A study published on Friday (19) in the scientific journal JAMA Network Open brought even more concern to the pandemic universe: nearly a third of people with covid-19 develop persistent symptoms up to nine months after diagnosis, even in initially mild cases.
Conducted by researchers at the University of Washington, the work analyzed information from 177 people in the Seattle area with confirmed covid-19 infections. Although the population is small, follow-up from three to nine months after diagnosis (mean six months) is the longest time ever performed in the US.
The majority of participants, 150 people or 85% of the study group, had a mild case of covid-19 and did not need to be hospitalized; 11 participants (6%) were asymptomatic and 16% were hospitalized. The results showed that 32.7% of patients with mild cases and 31.3% of those hospitalized reported at least one persistent symptom that lasted at least three months after diagnosis.
Persistent symptoms of covid-19
Among the persistent symptoms reported by study participants, the most common were fatigue (13.6% of occurrences) and loss of smell or taste (13.6%), according to the authors. Of the total, 13% of patients experienced other types of symptoms, including the mysterious “brain fog” as well as muscle pain, difficulty breathing and coughing.
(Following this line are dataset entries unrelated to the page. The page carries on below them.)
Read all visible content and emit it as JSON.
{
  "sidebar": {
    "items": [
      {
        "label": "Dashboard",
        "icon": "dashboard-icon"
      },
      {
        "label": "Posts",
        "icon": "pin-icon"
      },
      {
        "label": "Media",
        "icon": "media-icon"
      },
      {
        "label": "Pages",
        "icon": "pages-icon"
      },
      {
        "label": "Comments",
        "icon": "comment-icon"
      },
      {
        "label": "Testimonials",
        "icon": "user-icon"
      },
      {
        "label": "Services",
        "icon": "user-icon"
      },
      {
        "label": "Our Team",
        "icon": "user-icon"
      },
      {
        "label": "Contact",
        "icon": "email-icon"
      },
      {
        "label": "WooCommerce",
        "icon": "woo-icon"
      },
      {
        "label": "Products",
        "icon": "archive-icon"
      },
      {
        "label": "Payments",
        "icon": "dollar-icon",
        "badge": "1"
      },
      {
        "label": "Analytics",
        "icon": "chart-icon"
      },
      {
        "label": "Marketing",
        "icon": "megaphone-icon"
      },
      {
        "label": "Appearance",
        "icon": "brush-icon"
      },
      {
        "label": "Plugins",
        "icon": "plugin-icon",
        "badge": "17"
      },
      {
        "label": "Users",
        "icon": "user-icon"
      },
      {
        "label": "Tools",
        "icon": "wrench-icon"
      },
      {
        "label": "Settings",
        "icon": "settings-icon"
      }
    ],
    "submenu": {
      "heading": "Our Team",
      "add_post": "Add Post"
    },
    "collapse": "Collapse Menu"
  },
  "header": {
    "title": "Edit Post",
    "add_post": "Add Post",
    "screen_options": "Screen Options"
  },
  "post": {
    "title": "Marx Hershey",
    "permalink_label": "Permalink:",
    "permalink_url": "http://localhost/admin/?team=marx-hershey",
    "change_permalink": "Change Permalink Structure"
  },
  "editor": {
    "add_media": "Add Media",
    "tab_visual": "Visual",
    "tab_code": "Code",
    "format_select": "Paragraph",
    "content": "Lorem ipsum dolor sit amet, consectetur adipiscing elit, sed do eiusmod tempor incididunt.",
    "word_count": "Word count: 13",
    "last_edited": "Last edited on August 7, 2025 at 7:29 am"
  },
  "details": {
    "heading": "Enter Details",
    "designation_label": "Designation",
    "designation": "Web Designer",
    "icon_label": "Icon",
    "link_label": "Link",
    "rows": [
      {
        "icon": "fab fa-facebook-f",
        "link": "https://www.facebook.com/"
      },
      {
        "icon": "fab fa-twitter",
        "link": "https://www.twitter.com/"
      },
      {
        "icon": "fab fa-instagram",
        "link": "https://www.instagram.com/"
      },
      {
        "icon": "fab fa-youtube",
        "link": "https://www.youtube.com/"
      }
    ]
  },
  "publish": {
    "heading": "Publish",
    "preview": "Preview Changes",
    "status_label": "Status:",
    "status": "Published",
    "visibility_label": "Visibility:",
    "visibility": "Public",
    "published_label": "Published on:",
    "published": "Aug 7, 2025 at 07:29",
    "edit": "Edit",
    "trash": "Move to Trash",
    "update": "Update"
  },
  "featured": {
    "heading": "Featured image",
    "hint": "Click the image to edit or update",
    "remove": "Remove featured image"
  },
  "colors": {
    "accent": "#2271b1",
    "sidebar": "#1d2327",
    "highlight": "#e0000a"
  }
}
A total of 51 outpatients and hospitalized patients (30.7%) confirmed a worsening in their health-related quality of life (HRQOL) when compared to the evaluative baseline. Four healthy participants and asymptomatic patients (12.5%) reported improvement in HRQOL, while 14 patients (7.9%) complained of negative impact on at least one activity of daily living (ADL).
One of the findings of the Seattle study was “that the health consequences after covid-9 extend far beyond acute infection, even among those with mild illness.” Of the 30% who reported a deterioration in their HRQoL, 8% claimed difficulties with daily tasks, especially household chores.
Impacts on people’s daily lives
The lead author of the study, Dr. Helen Chu, stated in a statement that “you may do well at first, but then, over time, you develop symptoms that are quite disabling in terms of fatigue.” According to this American immunologist, the team also intends to analyze blood samples from patients with covid-19 to clarify a series of questions that are still unanswered.
What is still unclear to researchers is why some people develop these more persistent symptoms, sometimes called “long covid.” “Is it some kind of immune activation, some kind of inflammation or the development of autoimmunity?” Chu.
Even acknowledging that the small sample size can constitute a limitation to the validity of the research, the researchers consider that “even a small incidence of long-term debility can have enormous economic and health consequences”, especially in a universe that is approaching 63 million individuals.